I could see then that she wasn't wearing a wedding ring. That explained a lot. ‘I'll do it for you free, bab,' I said, ‘but how'll you take it with yer?'

‘Oh, it'll go in the car,' she said. ‘The back comes right down. I can get loads of things in there. But I must pay you. Is this enough?' She held out a pound note.

‘Yer on,' I said, thinking it was an easy bit of work. But in the end, it took me best part of an hour to get the flaming thing out. The woman kept getting in me way every time I picked up the chisel, saying, ‘Please be careful,' and, ‘Mind the tiles, won't you?' After a bit I said, ‘I'll get it out for you, love, as long as you stay well away. Otherwise I won't be responsible for that babby of yours.' So she sat down on a bucket as best she could, and stayed quiet. I went round and round the frame, easing the whole thing out. She kept smiling at me as if she was really pleased the way I was doing it. She looked really pretty when she smiled, and I couldn't help thinking about how she'd look tucked up in bed with her baby all nice and cosy, and the fire burning away in the grate.

Getting the thing into the boot of her little car was what really buggered me up. She couldn't help, of course, and it was really a two-man job.

‘You're daft, you are, Mick,' said Linda when I went home that night. ‘Fancy doing all that work for a quid!' She was even more annoyed the next day when I couldn't get out of bed and she had to ring Doody's to say I'd done me back in.

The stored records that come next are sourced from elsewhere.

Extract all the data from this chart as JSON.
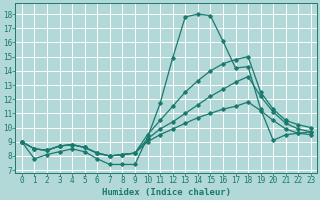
{
  "xlabel": "Humidex (Indice chaleur)",
  "ylabel": "",
  "xlim": [
    -0.5,
    23.5
  ],
  "ylim": [
    6.8,
    18.8
  ],
  "xticks": [
    0,
    1,
    2,
    3,
    4,
    5,
    6,
    7,
    8,
    9,
    10,
    11,
    12,
    13,
    14,
    15,
    16,
    17,
    18,
    19,
    20,
    21,
    22,
    23
  ],
  "yticks": [
    7,
    8,
    9,
    10,
    11,
    12,
    13,
    14,
    15,
    16,
    17,
    18
  ],
  "bg_color": "#b2d8d8",
  "line_color": "#1a7a6e",
  "grid_color": "#ffffff",
  "lines": [
    {
      "x": [
        0,
        1,
        2,
        3,
        4,
        5,
        6,
        7,
        8,
        9,
        10,
        11,
        12,
        13,
        14,
        15,
        16,
        17,
        18,
        19,
        20,
        21,
        22,
        23
      ],
      "y": [
        9,
        7.8,
        8.1,
        8.3,
        8.5,
        8.3,
        7.8,
        7.4,
        7.4,
        7.4,
        9.3,
        11.7,
        14.9,
        17.8,
        18.0,
        17.9,
        16.1,
        14.2,
        14.3,
        11.3,
        9.1,
        9.5,
        9.6,
        9.7
      ]
    },
    {
      "x": [
        0,
        1,
        2,
        3,
        4,
        5,
        6,
        7,
        8,
        9,
        10,
        11,
        12,
        13,
        14,
        15,
        16,
        17,
        18,
        19,
        20,
        21,
        22,
        23
      ],
      "y": [
        9,
        8.5,
        8.4,
        8.7,
        8.8,
        8.6,
        8.2,
        8.0,
        8.1,
        8.2,
        9.5,
        10.5,
        11.5,
        12.5,
        13.3,
        14.0,
        14.5,
        14.8,
        15.0,
        12.5,
        11.3,
        10.5,
        10.2,
        10.0
      ]
    },
    {
      "x": [
        0,
        1,
        2,
        3,
        4,
        5,
        6,
        7,
        8,
        9,
        10,
        11,
        12,
        13,
        14,
        15,
        16,
        17,
        18,
        19,
        20,
        21,
        22,
        23
      ],
      "y": [
        9,
        8.5,
        8.4,
        8.7,
        8.8,
        8.6,
        8.2,
        8.0,
        8.1,
        8.2,
        9.2,
        9.9,
        10.4,
        11.0,
        11.6,
        12.2,
        12.7,
        13.2,
        13.6,
        12.2,
        11.1,
        10.3,
        9.9,
        9.7
      ]
    },
    {
      "x": [
        0,
        1,
        2,
        3,
        4,
        5,
        6,
        7,
        8,
        9,
        10,
        11,
        12,
        13,
        14,
        15,
        16,
        17,
        18,
        19,
        20,
        21,
        22,
        23
      ],
      "y": [
        9,
        8.5,
        8.4,
        8.7,
        8.8,
        8.6,
        8.2,
        8.0,
        8.1,
        8.2,
        9.0,
        9.5,
        9.9,
        10.3,
        10.7,
        11.0,
        11.3,
        11.5,
        11.8,
        11.2,
        10.5,
        9.9,
        9.6,
        9.5
      ]
    }
  ],
  "figsize": [
    3.2,
    2.0
  ],
  "dpi": 100,
  "tick_fontsize": 5.5,
  "xlabel_fontsize": 6.5,
  "linewidth": 0.9,
  "markersize": 1.8
}
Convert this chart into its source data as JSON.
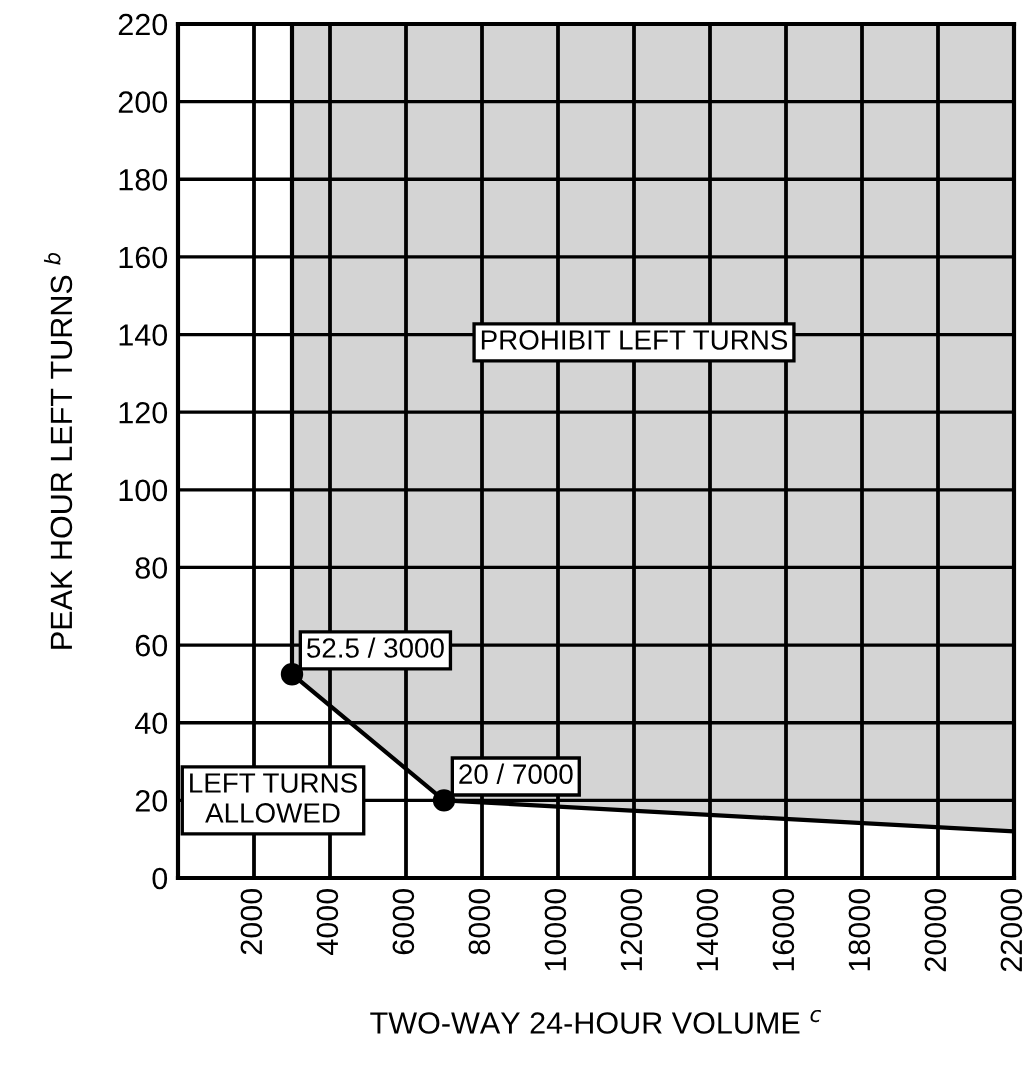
{
  "chart_data": {
    "type": "line",
    "xlabel": "TWO-WAY 24-HOUR VOLUME $^{c}$",
    "ylabel": "PEAK HOUR LEFT TURNS $^{b}$",
    "xlim": [
      0,
      22000
    ],
    "ylim": [
      0,
      220
    ],
    "xticks": [
      2000,
      4000,
      6000,
      8000,
      10000,
      12000,
      14000,
      16000,
      18000,
      20000,
      22000
    ],
    "yticks": [
      0,
      20,
      40,
      60,
      80,
      100,
      120,
      140,
      160,
      180,
      200,
      220
    ],
    "grid": true,
    "marker": "none",
    "line_style": "solid",
    "series": [
      {
        "color": "#000000",
        "x": [
          3000,
          7000,
          22000
        ],
        "values": [
          52.5,
          20,
          12
        ],
        "lower": [
          52.5,
          20,
          12
        ],
        "upper": [
          220,
          220,
          220
        ]
      },
      {
        "type": "scatter",
        "color": "#000000",
        "marker": "circle",
        "x": [
          3000,
          7000
        ],
        "values": [
          52.5,
          20
        ]
      }
    ],
    "annotations": [
      {
        "text": "52.5 / 3000",
        "x": 3000,
        "y": 52.5
      },
      {
        "text": "20 / 7000",
        "x": 7000,
        "y": 20
      },
      "PROHIBIT LEFT TURNS",
      "LEFT TURNS\nALLOWED"
    ]
  }
}
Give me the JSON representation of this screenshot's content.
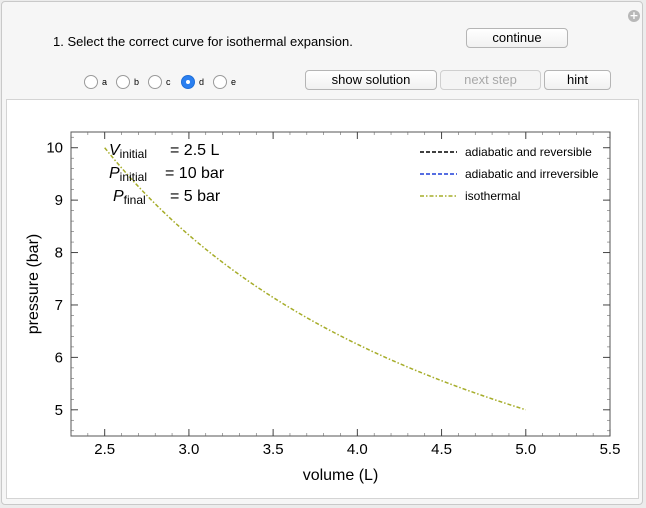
{
  "question": "1. Select the correct curve for isothermal expansion.",
  "buttons": {
    "continue": "continue",
    "show_solution": "show solution",
    "next_step": "next step",
    "hint": "hint"
  },
  "radio_options": [
    {
      "label": "a",
      "selected": false
    },
    {
      "label": "b",
      "selected": false
    },
    {
      "label": "c",
      "selected": false
    },
    {
      "label": "d",
      "selected": true
    },
    {
      "label": "e",
      "selected": false
    }
  ],
  "params": [
    {
      "symbol": "V",
      "sub": "initial",
      "value": "= 2.5 L"
    },
    {
      "symbol": "P",
      "sub": "initial",
      "value": "= 10 bar"
    },
    {
      "symbol": "P",
      "sub": "final",
      "value": "= 5 bar"
    }
  ],
  "chart_data": {
    "type": "line",
    "xlabel": "volume (L)",
    "ylabel": "pressure (bar)",
    "xlim": [
      2.3,
      5.5
    ],
    "ylim": [
      4.5,
      10.3
    ],
    "xticks": [
      "2.5",
      "3.0",
      "3.5",
      "4.0",
      "4.5",
      "5.0",
      "5.5"
    ],
    "yticks": [
      "5",
      "6",
      "7",
      "8",
      "9",
      "10"
    ],
    "legend_position": "top-right",
    "legend": [
      {
        "label": "adiabatic and reversible",
        "color": "#000000",
        "dash": "dashed"
      },
      {
        "label": "adiabatic and irreversible",
        "color": "#1f3fd8",
        "dash": "dashed"
      },
      {
        "label": "isothermal",
        "color": "#a6ad2a",
        "dash": "dash-dot"
      }
    ],
    "series": [
      {
        "name": "isothermal",
        "color": "#a6ad2a",
        "x": [
          2.5,
          2.75,
          3.0,
          3.25,
          3.5,
          3.75,
          4.0,
          4.25,
          4.5,
          4.75,
          5.0
        ],
        "y": [
          10.0,
          9.09,
          8.33,
          7.69,
          7.14,
          6.67,
          6.25,
          5.88,
          5.56,
          5.26,
          5.0
        ]
      }
    ]
  }
}
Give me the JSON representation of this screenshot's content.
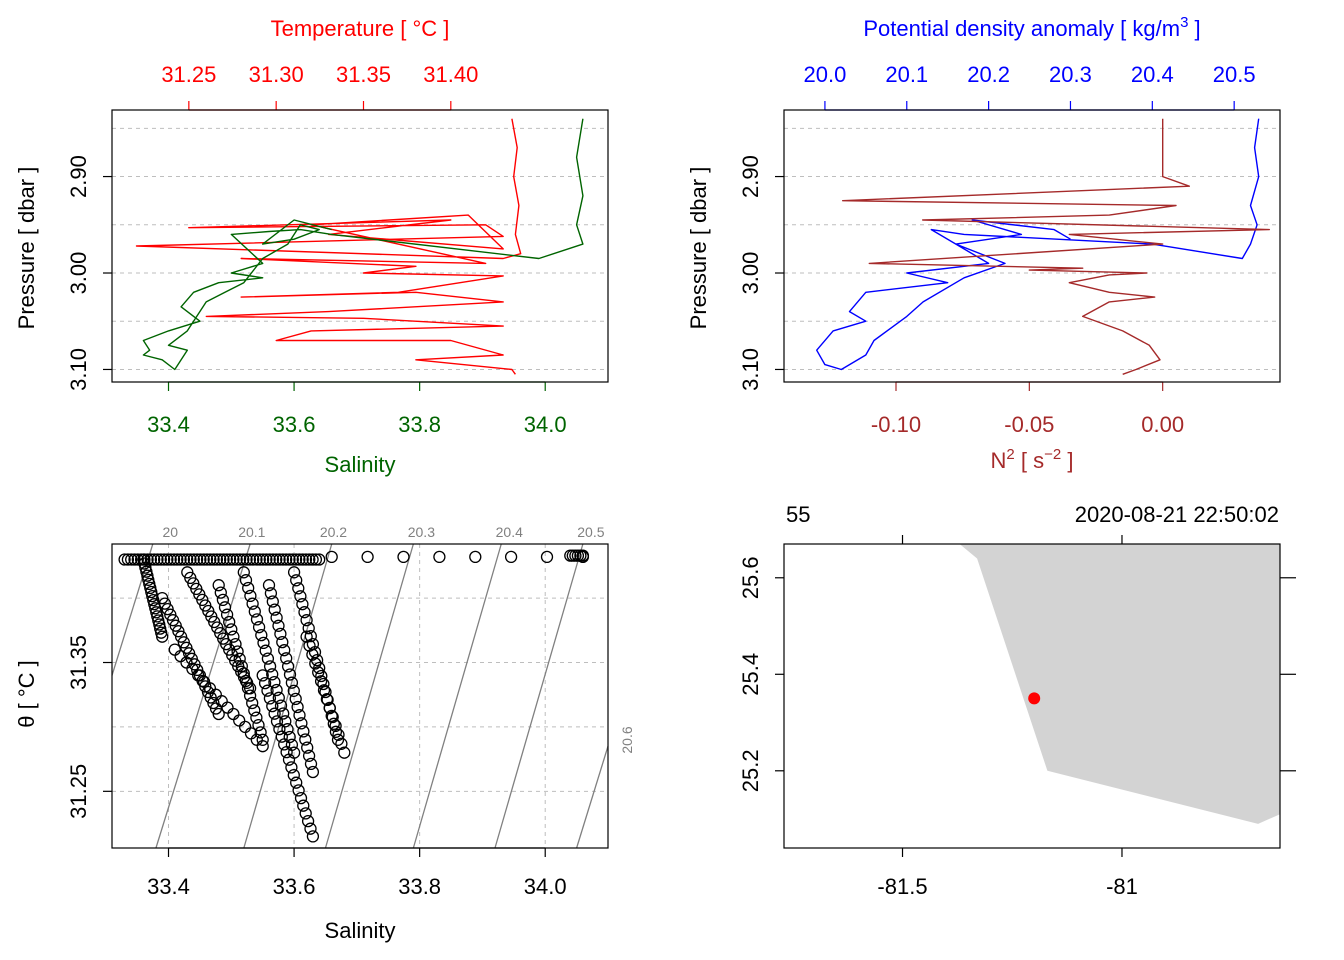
{
  "colors": {
    "temperature": "#ff0000",
    "salinity": "#006400",
    "density": "#0000ff",
    "n2": "#a52a2a",
    "grid": "#bebebe",
    "isopycnal": "#808080",
    "land": "#d3d3d3",
    "station": "#ff0000",
    "axis": "#000000"
  },
  "chart_data": [
    {
      "type": "line",
      "panel": "profile-temperature-salinity",
      "title": "",
      "top_axis": {
        "label": "Temperature [ °C ]",
        "range": [
          31.206,
          31.49
        ],
        "ticks": [
          "31.25",
          "31.30",
          "31.35",
          "31.40"
        ],
        "tick_values": [
          31.25,
          31.3,
          31.35,
          31.4
        ],
        "color": "#ff0000"
      },
      "bottom_axis": {
        "label": "Salinity",
        "range": [
          33.31,
          34.1
        ],
        "ticks": [
          "33.4",
          "33.6",
          "33.8",
          "34.0"
        ],
        "tick_values": [
          33.4,
          33.6,
          33.8,
          34.0
        ],
        "color": "#006400"
      },
      "y_axis": {
        "label": "Pressure [ dbar ]",
        "range": [
          3.113,
          2.831
        ],
        "reversed": true,
        "ticks": [
          "2.90",
          "3.00",
          "3.10"
        ],
        "tick_values": [
          2.9,
          3.0,
          3.1
        ],
        "grid_values": [
          2.85,
          2.9,
          2.95,
          3.0,
          3.05,
          3.1
        ]
      },
      "grid": true,
      "series": [
        {
          "name": "Temperature",
          "color": "#ff0000",
          "values": [
            [
              31.435,
              2.84
            ],
            [
              31.438,
              2.87
            ],
            [
              31.436,
              2.9
            ],
            [
              31.439,
              2.93
            ],
            [
              31.437,
              2.96
            ],
            [
              31.44,
              2.98
            ],
            [
              31.43,
              2.985
            ],
            [
              31.22,
              2.972
            ],
            [
              31.43,
              2.962
            ],
            [
              31.42,
              2.95
            ],
            [
              31.25,
              2.953
            ],
            [
              31.4,
              2.945
            ],
            [
              31.33,
              2.96
            ],
            [
              31.43,
              2.975
            ],
            [
              31.41,
              2.94
            ],
            [
              31.32,
              2.95
            ],
            [
              31.42,
              2.99
            ],
            [
              31.28,
              2.985
            ],
            [
              31.38,
              2.993
            ],
            [
              31.35,
              3.0
            ],
            [
              31.43,
              3.003
            ],
            [
              31.37,
              3.02
            ],
            [
              31.28,
              3.025
            ],
            [
              31.38,
              3.02
            ],
            [
              31.43,
              3.03
            ],
            [
              31.33,
              3.04
            ],
            [
              31.26,
              3.045
            ],
            [
              31.35,
              3.047
            ],
            [
              31.43,
              3.055
            ],
            [
              31.32,
              3.06
            ],
            [
              31.3,
              3.07
            ],
            [
              31.4,
              3.07
            ],
            [
              31.43,
              3.085
            ],
            [
              31.38,
              3.09
            ],
            [
              31.435,
              3.1
            ],
            [
              31.437,
              3.105
            ]
          ]
        },
        {
          "name": "Salinity",
          "color": "#006400",
          "values": [
            [
              34.06,
              2.84
            ],
            [
              34.05,
              2.88
            ],
            [
              34.06,
              2.92
            ],
            [
              34.05,
              2.95
            ],
            [
              34.06,
              2.97
            ],
            [
              33.99,
              2.985
            ],
            [
              33.66,
              2.96
            ],
            [
              33.61,
              2.955
            ],
            [
              33.56,
              2.957
            ],
            [
              33.5,
              2.96
            ],
            [
              33.55,
              2.99
            ],
            [
              33.5,
              3.0
            ],
            [
              33.55,
              3.005
            ],
            [
              33.48,
              3.01
            ],
            [
              33.44,
              3.02
            ],
            [
              33.42,
              3.035
            ],
            [
              33.45,
              3.05
            ],
            [
              33.4,
              3.06
            ],
            [
              33.36,
              3.07
            ],
            [
              33.37,
              3.08
            ],
            [
              33.36,
              3.085
            ],
            [
              33.39,
              3.09
            ],
            [
              33.41,
              3.1
            ],
            [
              33.43,
              3.08
            ],
            [
              33.4,
              3.075
            ],
            [
              33.43,
              3.06
            ],
            [
              33.46,
              3.03
            ],
            [
              33.49,
              3.02
            ],
            [
              33.52,
              3.01
            ],
            [
              33.55,
              2.985
            ],
            [
              33.59,
              2.97
            ],
            [
              33.61,
              2.95
            ],
            [
              33.64,
              2.955
            ],
            [
              33.6,
              2.965
            ],
            [
              33.55,
              2.97
            ],
            [
              33.6,
              2.945
            ],
            [
              33.66,
              2.955
            ]
          ]
        }
      ]
    },
    {
      "type": "line",
      "panel": "profile-density-n2",
      "title": "",
      "top_axis": {
        "label": "Potential density anomaly [ kg/m",
        "label_sup": "3",
        "label_end": " ]",
        "range": [
          19.95,
          20.556
        ],
        "ticks": [
          "20.0",
          "20.1",
          "20.2",
          "20.3",
          "20.4",
          "20.5"
        ],
        "tick_values": [
          20.0,
          20.1,
          20.2,
          20.3,
          20.4,
          20.5
        ],
        "color": "#0000ff"
      },
      "bottom_axis": {
        "label": "N",
        "label_sup": "2",
        "label_end": " [ s",
        "label_sup2": "−2",
        "label_end2": " ]",
        "range": [
          -0.142,
          0.044
        ],
        "ticks": [
          "-0.10",
          "-0.05",
          "0.00"
        ],
        "tick_values": [
          -0.1,
          -0.05,
          0.0
        ],
        "color": "#a52a2a"
      },
      "y_axis": {
        "label": "Pressure [ dbar ]",
        "range": [
          3.113,
          2.831
        ],
        "reversed": true,
        "ticks": [
          "2.90",
          "3.00",
          "3.10"
        ],
        "tick_values": [
          2.9,
          3.0,
          3.1
        ],
        "grid_values": [
          2.85,
          2.9,
          2.95,
          3.0,
          3.05,
          3.1
        ]
      },
      "grid": true,
      "series": [
        {
          "name": "Potential density anomaly",
          "color": "#0000ff",
          "values": [
            [
              20.53,
              2.84
            ],
            [
              20.525,
              2.87
            ],
            [
              20.53,
              2.9
            ],
            [
              20.52,
              2.93
            ],
            [
              20.528,
              2.95
            ],
            [
              20.52,
              2.97
            ],
            [
              20.51,
              2.985
            ],
            [
              20.4,
              2.97
            ],
            [
              20.17,
              2.96
            ],
            [
              20.13,
              2.955
            ],
            [
              20.2,
              2.99
            ],
            [
              20.1,
              3.0
            ],
            [
              20.15,
              3.01
            ],
            [
              20.05,
              3.02
            ],
            [
              20.03,
              3.04
            ],
            [
              20.05,
              3.05
            ],
            [
              20.01,
              3.06
            ],
            [
              19.99,
              3.08
            ],
            [
              20.0,
              3.095
            ],
            [
              20.02,
              3.1
            ],
            [
              20.05,
              3.085
            ],
            [
              20.06,
              3.07
            ],
            [
              20.1,
              3.045
            ],
            [
              20.12,
              3.03
            ],
            [
              20.17,
              3.005
            ],
            [
              20.22,
              2.99
            ],
            [
              20.16,
              2.97
            ],
            [
              20.24,
              2.96
            ],
            [
              20.18,
              2.945
            ],
            [
              20.28,
              2.955
            ],
            [
              20.3,
              2.965
            ]
          ]
        },
        {
          "name": "N2",
          "color": "#a52a2a",
          "values": [
            [
              0.0,
              2.84
            ],
            [
              0.0,
              2.87
            ],
            [
              0.0,
              2.9
            ],
            [
              0.01,
              2.91
            ],
            [
              -0.12,
              2.925
            ],
            [
              0.005,
              2.93
            ],
            [
              -0.02,
              2.94
            ],
            [
              -0.09,
              2.945
            ],
            [
              0.04,
              2.955
            ],
            [
              -0.035,
              2.96
            ],
            [
              0.0,
              2.97
            ],
            [
              -0.11,
              2.99
            ],
            [
              -0.03,
              2.995
            ],
            [
              -0.05,
              2.997
            ],
            [
              -0.006,
              3.0
            ],
            [
              -0.02,
              3.002
            ],
            [
              -0.035,
              3.01
            ],
            [
              -0.02,
              3.02
            ],
            [
              -0.003,
              3.025
            ],
            [
              -0.02,
              3.03
            ],
            [
              -0.03,
              3.045
            ],
            [
              -0.015,
              3.06
            ],
            [
              -0.005,
              3.075
            ],
            [
              -0.001,
              3.09
            ],
            [
              -0.01,
              3.1
            ],
            [
              -0.015,
              3.105
            ]
          ]
        }
      ]
    },
    {
      "type": "scatter",
      "panel": "ts-diagram",
      "title": "",
      "x_axis": {
        "label": "Salinity",
        "range": [
          33.31,
          34.1
        ],
        "ticks": [
          "33.4",
          "33.6",
          "33.8",
          "34.0"
        ],
        "tick_values": [
          33.4,
          33.6,
          33.8,
          34.0
        ]
      },
      "y_axis": {
        "label": "θ [ °C ]",
        "range": [
          31.206,
          31.442
        ],
        "ticks": [
          "31.25",
          "31.35"
        ],
        "tick_values": [
          31.25,
          31.35
        ],
        "grid_values": [
          31.25,
          31.3,
          31.35,
          31.4
        ]
      },
      "grid": true,
      "isopycnal_labels": [
        "20",
        "20.1",
        "20.2",
        "20.3",
        "20.4",
        "20.5",
        "20.6"
      ],
      "isopycnal_segments": [
        [
          [
            33.38,
            31.206
          ],
          [
            33.53,
            31.442
          ]
        ],
        [
          [
            33.52,
            31.206
          ],
          [
            33.66,
            31.442
          ]
        ],
        [
          [
            33.65,
            31.206
          ],
          [
            33.79,
            31.442
          ]
        ],
        [
          [
            33.79,
            31.206
          ],
          [
            33.93,
            31.442
          ]
        ],
        [
          [
            33.92,
            31.206
          ],
          [
            34.06,
            31.442
          ]
        ],
        [
          [
            34.05,
            31.206
          ],
          [
            34.1,
            31.285
          ]
        ],
        [
          [
            33.31,
            31.34
          ],
          [
            33.375,
            31.442
          ]
        ]
      ],
      "point_groups": [
        {
          "x_start": 33.33,
          "x_end": 33.64,
          "y": 31.43,
          "n": 60
        },
        {
          "x_start": 33.66,
          "x_end": 34.06,
          "y": 31.432,
          "n": 8
        },
        {
          "x_start": 34.04,
          "x_end": 34.06,
          "y": 31.433,
          "n": 6
        },
        {
          "x_start": 33.36,
          "x_end": 33.39,
          "y_start": 31.43,
          "y_end": 31.37,
          "n": 20
        },
        {
          "x_start": 33.39,
          "x_end": 33.48,
          "y_start": 31.4,
          "y_end": 31.31,
          "n": 22
        },
        {
          "x_start": 33.43,
          "x_end": 33.53,
          "y_start": 31.42,
          "y_end": 31.33,
          "n": 22
        },
        {
          "x_start": 33.48,
          "x_end": 33.55,
          "y_start": 31.41,
          "y_end": 31.29,
          "n": 22
        },
        {
          "x_start": 33.52,
          "x_end": 33.6,
          "y_start": 31.42,
          "y_end": 31.28,
          "n": 24
        },
        {
          "x_start": 33.56,
          "x_end": 33.63,
          "y_start": 31.41,
          "y_end": 31.265,
          "n": 24
        },
        {
          "x_start": 33.6,
          "x_end": 33.67,
          "y_start": 31.42,
          "y_end": 31.29,
          "n": 22
        },
        {
          "x_start": 33.62,
          "x_end": 33.68,
          "y_start": 31.37,
          "y_end": 31.28,
          "n": 14
        },
        {
          "x_start": 33.55,
          "x_end": 33.63,
          "y_start": 31.34,
          "y_end": 31.215,
          "n": 22
        },
        {
          "x_start": 33.41,
          "x_end": 33.55,
          "y_start": 31.36,
          "y_end": 31.285,
          "n": 16
        }
      ]
    },
    {
      "type": "scatter",
      "panel": "station-map",
      "title": "",
      "top_labels": [
        "55",
        "2020-08-21 22:50:02"
      ],
      "x_axis": {
        "label": "",
        "range": [
          -81.77,
          -80.64
        ],
        "ticks": [
          "-81.5",
          "-81"
        ],
        "tick_values": [
          -81.5,
          -81.0
        ],
        "top_tick_values": [
          -81.5,
          -81.0
        ]
      },
      "y_axis": {
        "label": "",
        "range": [
          25.04,
          25.67
        ],
        "ticks": [
          "25.2",
          "25.4",
          "25.6"
        ],
        "tick_values": [
          25.2,
          25.4,
          25.6
        ],
        "right_tick_values": [
          25.2,
          25.4,
          25.6
        ]
      },
      "grid": false,
      "land_polygon": [
        [
          -81.37,
          25.67
        ],
        [
          -81.33,
          25.64
        ],
        [
          -81.17,
          25.2
        ],
        [
          -80.69,
          25.09
        ],
        [
          -80.64,
          25.11
        ],
        [
          -80.64,
          25.67
        ]
      ],
      "station": {
        "lon": -81.2,
        "lat": 25.35
      }
    }
  ]
}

In the finish I was off work for six weeks, just getting me sick pay and no overtime – just when we needed the extra because of Linda giving up her job at the hairdresser's. But I couldn't say I minded, because suddenly I had all day with Kimberley. I didn't have to go out in the cold and leave her behind; I could nurse her as much as I liked. I looked after her every time Linda went out to the shops, and I gave her all her feeds because I was stuck in bed and Linda said I might as well make myself useful. I couldn't have been happier. We built up a real relationship, Kimberley and me. I'd chat to her and she'd look at me, intelligent-like, and grab tight at me little finger. I hardly remembered about me back, and Linda started to joke that I'd put the whole thing on, just so I could skive off with me daughter. ‘I bet she'll grow up to be a real daddy's girl,' she said. ‘I kin see it already.'

Kimberley's eight now. And I have to admit she's a bit spoiled, being the only one. We'd have liked more, but somehow it didn't happen. Linda pretends to be strict with her, but she isn't really; buys her a whole load of Barbies and My Little Ponies and fancy things to put in her hair. And me – well I can't say no to her, not when she looks up at me in that way, her eyes all clear and beautiful, just like when she was a babby them first six weeks. And I can't help remembering what first brought us together: that little woman and her bloody two-ton grate.

I've often thought about that woman over the years, and wondered how things turned out for her in the end. Her own kid would be just Kimberley's age, of course. A little girl, I liked to think, blonde like her mother. Every time I see a yellow car I think it might be her, but it never is. Our meeting in that house was a bit of a one-off. We only came together because she saw that skip, and I was looking out of the window.